Australian director John Hillcoat (The Road) certainly likes his films mean and moody, a trend that continues with promising thriller Triple 9.
It’s a movie that’s locked, loaded and raring to go from the off, and that so closely resembles Michael Mann’s contemporary classic Heat on first inspection that expectations are raised accordingly.
A story of dirty cops and robbers set on the seamy streets of Atlanta, Hillcoat’s sixth feature (after the intermittently entertaining but muddled Lawless) stars Chiwetel Ejiofor as Terrell Tompkins, the leader of a criminal collective for hire, made up partly of corrupt police officers. The gang narrowly escapes the opening bank job following a messy but visually arresting highway shootout, as crimson smoke billows from their getaway car and their clothes are sensationally stained.
Mistakenly believing their work to be done, the gang (which also includes the suitably scuzzy trio of Aaron Paul, Norman Reedus and Clifton Collins Jr) deliver the loot but are denied payment and are instead coerced into an even more risky follow-up heist.
Wielding the authority with some aplomb is Kate Winslet’s Russian mob boss Irina, who is trying to free her incarcerated husband by ruthlessly exploiting her connection to Terrell; he has a young son with her glamorous, indolent sister (played by new Wonder Woman Gal Gadot – who will make her debut in the upcoming Batman v Superman movie, but has nothing to do here beyond strutting and pouting).
Closing in on their dodgy dealings is Woody Harrelson’s grizzled, inebriated detective. His rookie cop nephew (an impressive Casey Affleck) has unknowingly been partnered with a member of the crew (Anthony Mackie’s Marcus) and becomes a target when the gang resort to desperate measures to create a diversion to draw police attention away from their activities.
A striking use of red references the blood ties that bind and compromise, but Hillcoat’s latest fails to adequately flesh out any of the key players, with the characterisation cursory and the film short on impact, depth and insight into motivations. It also lacks the ferocity and idiosyncrasy of Hillcoat’s best work (The Proposition, Ghosts… of the Civil Dead).
Although the story, from screenwriter Matt Cook, twists and turns obligingly as the double-crosses rack up, it never once feels wrenching or surprising. Furthermore, it positively pales in comparison to the greats of the heist sub-genre like Rififi, Reservoir Dogs and the aforementioned Heat, producing few moments to truly treasure. And, if Winslet gives it some welly as she flexes the villainous muscles she showed off in the Divergent series, she neglects to bring the requisite steely-eyed menace, wrestling with an accent as alarming as her shoulder-padded suits.
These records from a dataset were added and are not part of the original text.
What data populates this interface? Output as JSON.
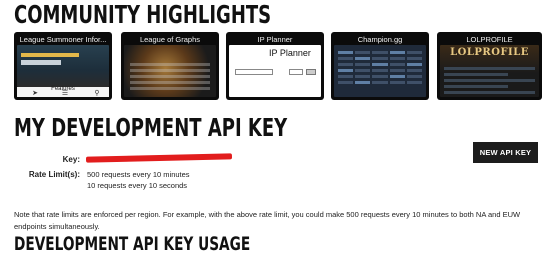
{
  "community": {
    "heading": "COMMUNITY HIGHLIGHTS",
    "tiles": [
      {
        "title": "League Summoner Infor...",
        "features_label": "Features"
      },
      {
        "title": "League of Graphs"
      },
      {
        "title": "IP Planner",
        "inner_title": "IP Planner"
      },
      {
        "title": "Champion.gg"
      },
      {
        "title": "LOLPROFILE",
        "logo_text": "LOLPROFILE"
      }
    ]
  },
  "api_key": {
    "heading": "MY DEVELOPMENT API KEY",
    "key_label": "Key:",
    "rate_label": "Rate Limit(s):",
    "rate_limits": [
      "500 requests every 10 minutes",
      "10 requests every 10 seconds"
    ],
    "new_key_button": "NEW API KEY",
    "note": "Note that rate limits are enforced per region. For example, with the above rate limit, you could make 500 requests every 10 minutes to both NA and EUW endpoints simultaneously."
  },
  "usage": {
    "heading": "DEVELOPMENT API KEY USAGE"
  },
  "colors": {
    "redaction": "#e21d1d",
    "button_bg": "#1d1d1d"
  }
}
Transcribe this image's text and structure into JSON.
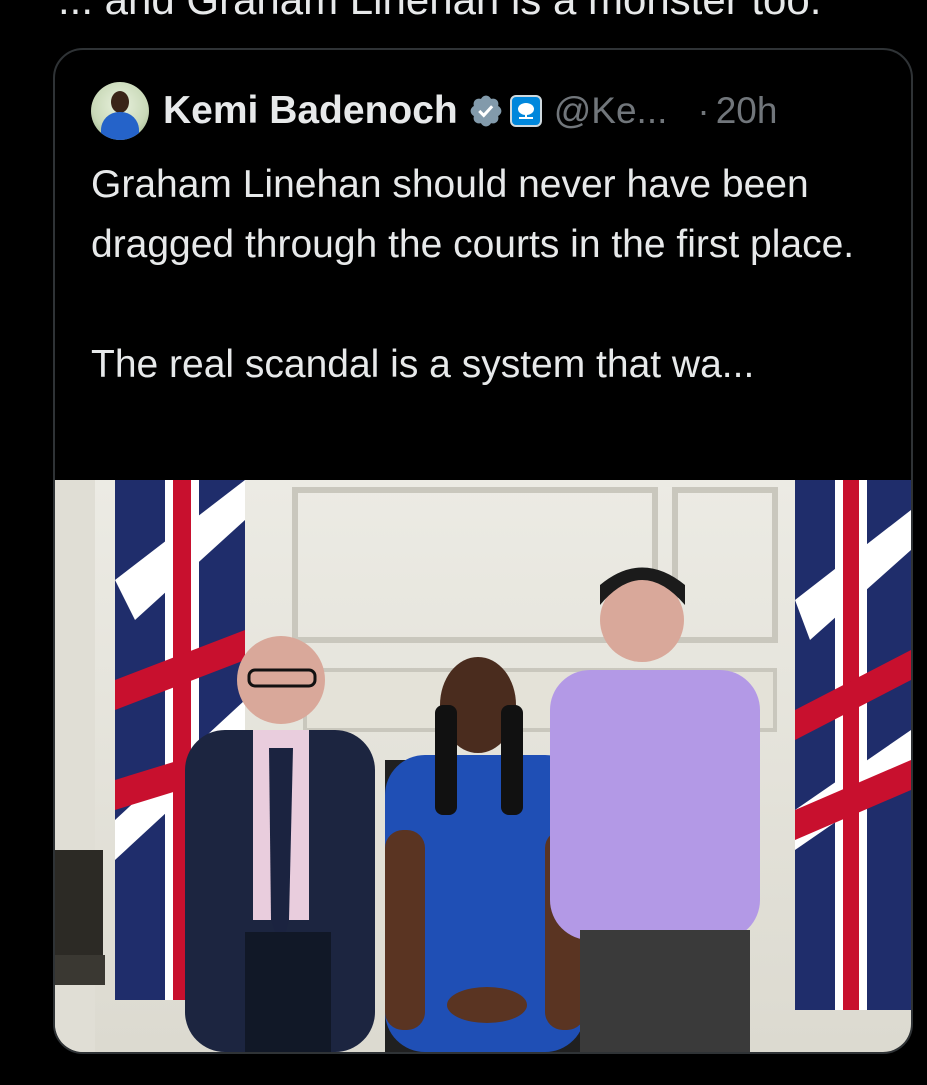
{
  "parent_tweet": {
    "text_fragment": "... and Graham Linehan is a monster too."
  },
  "quoted_tweet": {
    "author_name": "Kemi Badenoch",
    "handle": "@Ke...",
    "separator": "·",
    "time": "20h",
    "text": "Graham Linehan should never have been dragged through the courts in the first place.\n\nThe real scandal is a system that wa...",
    "verified": true,
    "affiliation_icon": "conservative-tree-icon",
    "avatar_icon": "profile-avatar",
    "image_description_icon": "photo"
  },
  "colors": {
    "background": "#000000",
    "text_primary": "#e7e9ea",
    "text_secondary": "#71767b",
    "border": "#2f3336",
    "verified_badge": "#829aab",
    "affiliation_badge": "#0087dc"
  }
}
Sporadic directorial swagger – particularly in some tensely handled action sequences – and the remainder of the high-calibre cast (Harrelson in particular can do this in his sleep) ensure that events stay solidly watchable, even if the characters remain frustratingly unknowable. Triple 9 is an entertaining distraction or a significant disappointment, depending on the height of your hopes; it makes some of the motions of a heavyweight crime film but there isn’t much power behind its punches.